Snaketown’s economy was what you would call diversified. Hostesses. Smuggling—goods and sometimes people. Boiler rooms selling penny mining shares over the phone.
Bucket shops selling stocks in companies that didn’t even exist. Peddling gold bricks made out of lead to sucker lists of Citizens (there was a good trade in sucker lists). And yeah, dope too, though not like in your generation. And of course gambling, which included laying off bets. By the time I’m talking about, during the war and right after, there was so much legitimate money being coined on both sides of the river making vehicles for the army and then cars for the vets coming back that earning it the other way was never more of a cinch. There was so much money that the river stopped existing in a way. Or maybe it became a river of money and not just water, with two currents, you see, one flowing up and down and the other straight across from bank to bank.

[I inherited my love of language from Lonnie.]

For a while, Detroit took over from Chicago as the centre of gambling in the whole of America. This was before there was much of anything in Las Vegas except gophers and guys with lariat ties. Runners all over the country phoned their bets to the bookies that phoned them to Detroit where somebody else phoned them to Windsor or just carried them across the border. Getting into Canada was a snap, especially by taxi or bus. Going the other way was harder, so many Windsor cabs had Michigan plates to make it easier. Anyway, Windsor was where the risk was spread around. As far as gamblers were concerned, Windsor and not London was the insurance capital of Canada. The people in Detroit, they did all their accounting in Windsor. Snaketown was kind of the back office of the Circus over in Detroit, which appointed the Mayor of Snaketown, you remember him.

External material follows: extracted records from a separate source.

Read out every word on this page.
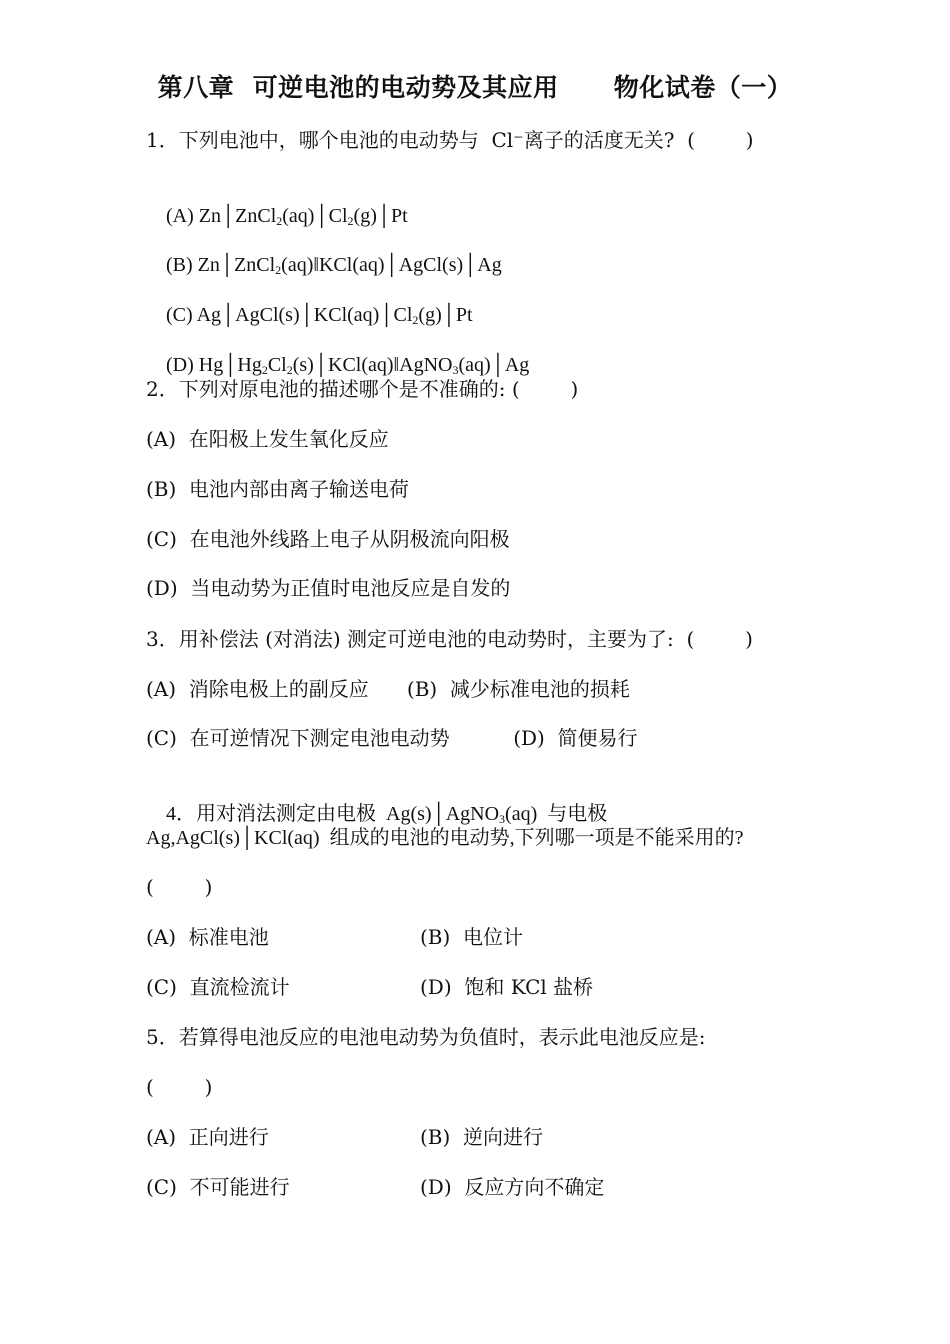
第八章  可逆电池的电动势及其应用      物化试卷（一）
1．下列电池中，哪个电池的电动势与  Cl⁻离子的活度无关?  (        )

(A) $Zn│ZnCl_2(aq)│Cl_2(g)│Pt$

(B) Zn│ZnCl$_2$(aq)‖KCl(aq)│AgCl(s)│Ag

(C) $Ag│AgCl(s)│KCl(aq)│Cl_2(g)│Pt$

(D) $Hg│Hg_2Cl_2(s)│KCl(aq)‖AgNO_3(aq)│Ag$

2．下列对原电池的描述哪个是不准确的: (        )
(A)  在阳极上发生氧化反应
(B)  电池内部由离子输送电荷
(C)  在电池外线路上电子从阴极流向阳极
(D)  当电动势为正值时电池反应是自发的
3．用补偿法 (对消法) 测定可逆电池的电动势时，主要为了:  (        )
(A)  消除电极上的副反应      (B)  减少标准电池的损耗
(C)  在可逆情况下测定电池电动势          (D)  简便易行

4．用对消法测定由电极  Ag(s)│AgNO$_3$(aq)  与电极

Ag,AgCl(s)│KCl(aq)  组成的电池的电动势,下列哪一项是不能采用的?
(        )
(A)  标准电池	(B)  电位计
(C)  直流检流计	(D)  饱和 KCl 盐桥
5．若算得电池反应的电池电动势为负值时，表示此电池反应是:
(        )
(A)  正向进行	(B)  逆向进行
(C)  不可能进行	(D)  反应方向不确定
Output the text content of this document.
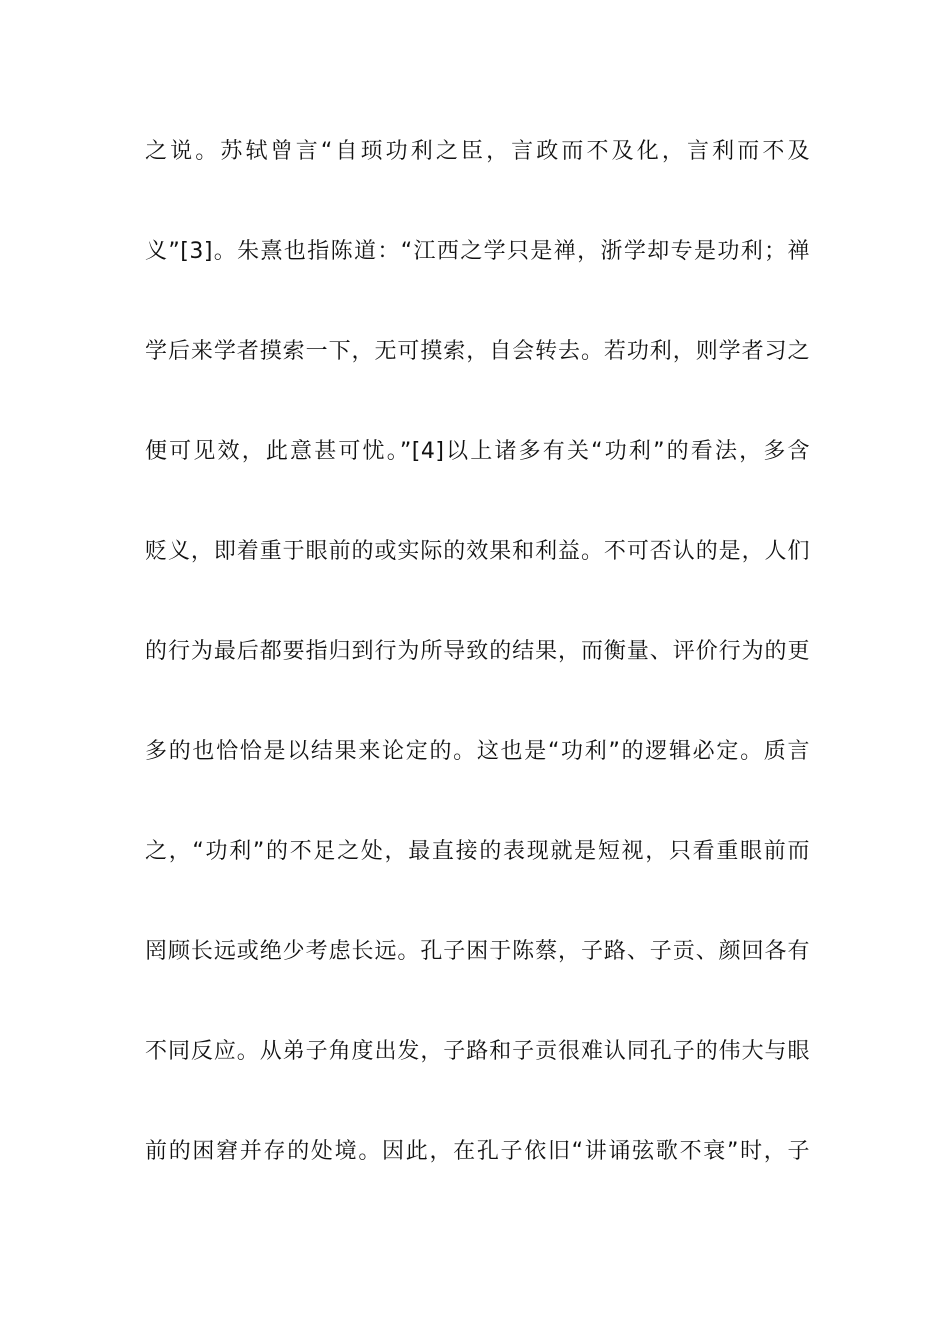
之说。苏轼曾言“自顼功利之臣，言政而不及化，言利而不及
义”[3]。朱熹也指陈道：“江西之学只是禅，浙学却专是功利；禅
学后来学者摸索一下，无可摸索，自会转去。若功利，则学者习之
便可见效，此意甚可忧。”[4]以上诸多有关“功利”的看法，多含
贬义，即着重于眼前的或实际的效果和利益。不可否认的是，人们
的行为最后都要指归到行为所导致的结果，而衡量、评价行为的更
多的也恰恰是以结果来论定的。这也是“功利”的逻辑必定。质言
之，“功利”的不足之处，最直接的表现就是短视，只看重眼前而
罔顾长远或绝少考虑长远。孔子困于陈蔡，子路、子贡、颜回各有
不同反应。从弟子角度出发，子路和子贡很难认同孔子的伟大与眼
前的困窘并存的处境。因此，在孔子依旧“讲诵弦歌不衰”时，子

[I reminded Lonnie of the time he took me along when he went to talk about building the sauna for the jockeys.
Remembering, his face took on a little smile that showed off the weak circle around his mouth, where his dentures were.]

Mr. S was a Greek named Nick Soumakis or, for some reason, Nick the Drum. Some said that this was because he used to be a musician. Believe me, he never played in no jazz band, though I guess he hired a lot of them in his day, for all those different nightspots he ran at one time or another, on one side of the river or the other: the Rounders’, the Egyptian, the Club Intime.

The Soumakis family was big in the coal oil business. This is back when a lot of people used coal oil in their homes. Old people in East Windsor said they could remember him working for his father, driving a horse-drawn wagon with a big tank on the back. Personally, I can’t picture it, but this is what reputable people sometimes told me. Of course, reputable people will say anything that makes them seem more important than they are. Me, I was always happy just to be a handyman. That way I got to observe stuff. That way I could study history when none of the participants were watching.